When adding or changing non-secret runtime/CDK env vars, wire them through .env.example, infra/stack.py, relevant construct environment maps, .github/workflows/deploy.yml, .github/workflows/pr_check.yml, docs, and GitHub repo Actions variables with gh variable set <NAME> --repo Bayashat/zerde-serverless-bot --body <value>. Do this before declaring deployment config complete; repo variables alone are ignored if workflow env mappings are missing.
Use CONSTRUCT_PREFIX and RESOURCE_PREFIX from infra/components/constants.py; do not duplicate those string literals in constructs.
S3 Vectors queries with metadata filters or returnMetadata=True need both s3vectors:QueryVectors and s3vectors:GetVectors in the Lambda role policy.

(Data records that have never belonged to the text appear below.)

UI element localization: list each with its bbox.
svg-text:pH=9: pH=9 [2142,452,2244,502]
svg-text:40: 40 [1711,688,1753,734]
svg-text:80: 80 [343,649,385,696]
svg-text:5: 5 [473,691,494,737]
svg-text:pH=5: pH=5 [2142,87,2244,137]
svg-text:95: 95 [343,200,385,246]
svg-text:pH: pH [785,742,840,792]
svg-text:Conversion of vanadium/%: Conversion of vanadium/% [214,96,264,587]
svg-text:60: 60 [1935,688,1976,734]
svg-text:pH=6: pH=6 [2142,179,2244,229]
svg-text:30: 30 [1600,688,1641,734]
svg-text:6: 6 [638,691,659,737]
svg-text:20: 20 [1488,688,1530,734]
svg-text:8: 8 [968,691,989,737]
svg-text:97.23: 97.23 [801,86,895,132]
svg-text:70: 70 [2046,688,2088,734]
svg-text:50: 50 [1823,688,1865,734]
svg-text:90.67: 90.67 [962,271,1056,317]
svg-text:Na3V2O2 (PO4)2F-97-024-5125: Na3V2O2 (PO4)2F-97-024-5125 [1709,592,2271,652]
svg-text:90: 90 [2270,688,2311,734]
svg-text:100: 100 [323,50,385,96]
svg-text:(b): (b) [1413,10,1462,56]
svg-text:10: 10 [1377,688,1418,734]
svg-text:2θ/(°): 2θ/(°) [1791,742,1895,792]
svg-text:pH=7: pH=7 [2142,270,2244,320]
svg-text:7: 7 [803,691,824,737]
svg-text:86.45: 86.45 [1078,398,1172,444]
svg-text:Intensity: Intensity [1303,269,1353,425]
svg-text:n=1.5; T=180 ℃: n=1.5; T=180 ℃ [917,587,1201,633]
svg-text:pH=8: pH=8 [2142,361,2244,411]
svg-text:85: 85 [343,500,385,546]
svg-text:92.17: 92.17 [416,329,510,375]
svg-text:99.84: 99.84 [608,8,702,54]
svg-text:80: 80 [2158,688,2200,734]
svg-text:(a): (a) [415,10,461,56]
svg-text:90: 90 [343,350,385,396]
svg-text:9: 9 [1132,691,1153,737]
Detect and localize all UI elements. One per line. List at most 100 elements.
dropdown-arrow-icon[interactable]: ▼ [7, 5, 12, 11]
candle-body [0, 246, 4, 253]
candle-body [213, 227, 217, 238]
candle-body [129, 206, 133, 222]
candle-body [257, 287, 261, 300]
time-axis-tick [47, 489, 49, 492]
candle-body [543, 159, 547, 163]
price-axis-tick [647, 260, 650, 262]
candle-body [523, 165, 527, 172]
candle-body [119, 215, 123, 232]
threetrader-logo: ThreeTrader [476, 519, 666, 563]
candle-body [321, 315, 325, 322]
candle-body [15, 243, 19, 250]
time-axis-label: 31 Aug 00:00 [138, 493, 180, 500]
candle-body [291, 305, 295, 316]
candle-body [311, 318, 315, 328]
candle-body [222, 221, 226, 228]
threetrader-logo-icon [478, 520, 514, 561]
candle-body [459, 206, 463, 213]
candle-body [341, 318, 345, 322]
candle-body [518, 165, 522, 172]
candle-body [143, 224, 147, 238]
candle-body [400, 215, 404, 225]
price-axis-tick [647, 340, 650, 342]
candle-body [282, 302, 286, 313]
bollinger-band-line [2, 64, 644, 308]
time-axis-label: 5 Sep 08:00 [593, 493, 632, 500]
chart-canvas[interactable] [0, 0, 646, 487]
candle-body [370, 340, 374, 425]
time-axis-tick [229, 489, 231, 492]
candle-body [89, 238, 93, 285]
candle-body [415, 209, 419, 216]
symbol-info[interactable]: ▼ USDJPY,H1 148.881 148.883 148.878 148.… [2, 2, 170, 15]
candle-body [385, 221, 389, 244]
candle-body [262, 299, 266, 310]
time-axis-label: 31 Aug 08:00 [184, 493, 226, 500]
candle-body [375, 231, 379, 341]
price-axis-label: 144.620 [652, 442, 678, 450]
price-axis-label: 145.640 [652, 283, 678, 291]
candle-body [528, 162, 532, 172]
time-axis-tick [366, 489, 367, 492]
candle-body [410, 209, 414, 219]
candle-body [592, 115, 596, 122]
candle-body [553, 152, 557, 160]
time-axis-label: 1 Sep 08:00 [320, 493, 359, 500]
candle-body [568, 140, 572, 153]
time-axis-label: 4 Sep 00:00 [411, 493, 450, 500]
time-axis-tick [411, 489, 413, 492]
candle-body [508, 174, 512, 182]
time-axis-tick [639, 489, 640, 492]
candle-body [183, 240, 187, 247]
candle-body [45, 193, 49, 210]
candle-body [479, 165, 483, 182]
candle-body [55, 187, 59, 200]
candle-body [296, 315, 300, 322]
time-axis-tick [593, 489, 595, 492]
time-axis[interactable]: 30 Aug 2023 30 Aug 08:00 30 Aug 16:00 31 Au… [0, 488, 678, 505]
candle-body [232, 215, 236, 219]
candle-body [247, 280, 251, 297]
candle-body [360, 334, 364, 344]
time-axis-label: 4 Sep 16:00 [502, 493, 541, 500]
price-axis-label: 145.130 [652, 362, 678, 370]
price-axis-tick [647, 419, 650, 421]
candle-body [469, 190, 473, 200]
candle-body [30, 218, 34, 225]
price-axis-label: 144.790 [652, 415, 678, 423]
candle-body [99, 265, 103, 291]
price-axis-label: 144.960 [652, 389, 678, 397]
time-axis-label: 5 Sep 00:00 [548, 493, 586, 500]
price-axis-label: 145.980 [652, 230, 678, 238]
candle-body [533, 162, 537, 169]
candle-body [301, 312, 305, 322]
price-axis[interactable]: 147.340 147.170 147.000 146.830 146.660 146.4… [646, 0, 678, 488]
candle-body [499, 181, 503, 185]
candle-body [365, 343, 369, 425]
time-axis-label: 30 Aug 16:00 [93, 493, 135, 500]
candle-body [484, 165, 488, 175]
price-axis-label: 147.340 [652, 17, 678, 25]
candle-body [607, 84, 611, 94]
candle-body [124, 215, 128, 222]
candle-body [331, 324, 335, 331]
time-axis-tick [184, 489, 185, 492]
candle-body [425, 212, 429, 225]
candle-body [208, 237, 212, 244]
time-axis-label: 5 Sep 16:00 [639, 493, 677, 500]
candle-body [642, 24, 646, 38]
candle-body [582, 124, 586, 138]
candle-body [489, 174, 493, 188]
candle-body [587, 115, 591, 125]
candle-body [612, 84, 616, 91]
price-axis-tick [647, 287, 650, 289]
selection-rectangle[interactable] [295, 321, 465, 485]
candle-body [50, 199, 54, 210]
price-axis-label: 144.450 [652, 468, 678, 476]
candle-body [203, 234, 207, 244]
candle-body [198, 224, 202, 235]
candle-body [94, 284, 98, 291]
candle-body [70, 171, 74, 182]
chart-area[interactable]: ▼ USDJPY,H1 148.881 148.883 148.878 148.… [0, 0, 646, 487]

Keep Bot Lambda permissions limited to query/get/delete/get-index; reserve s3vectors:PutVectors and s3vectors:ListVectors for the vector-indexer Lambda.
If editing Telegram HTML output, normalize/escape LLM output before sending and respect Telegram length constraints.

Documentation Maintenance

For substantial changes, update documentation proactively in the same work:

Always update .codex/AGENTS.md, docs/ARCHITECTURE.md, and this skill for architecture, memory, agent, SQS, data schema, or infra changes.
Update README.md, docs/README_kk.md, and docs/README_ru.md for user-visible behavior changes.
Update docs/LOCAL_TESTING.md and .env.example for setup/config changes.
Update docs/telegram_history_import.md for import, backfill, or vector indexing changes.
Historical files under docs/superpowers/ are plan snapshots; do not rewrite them as current architecture unless explicitly asked.

Validation Expectations

Choose validation proportional to risk:

Narrow Python change: run relevant pytest files.
Shared behavior, AI provider routing, repositories, dispatcher, memory, or Telegram formatting: run uv run pytest tests/ -q.
Formatting/lint-sensitive work: run uv run pre-commit run --all-files.
CDK or Lambda env changes: run cd infra && uv run cdk diff -c env=dev and report the diff.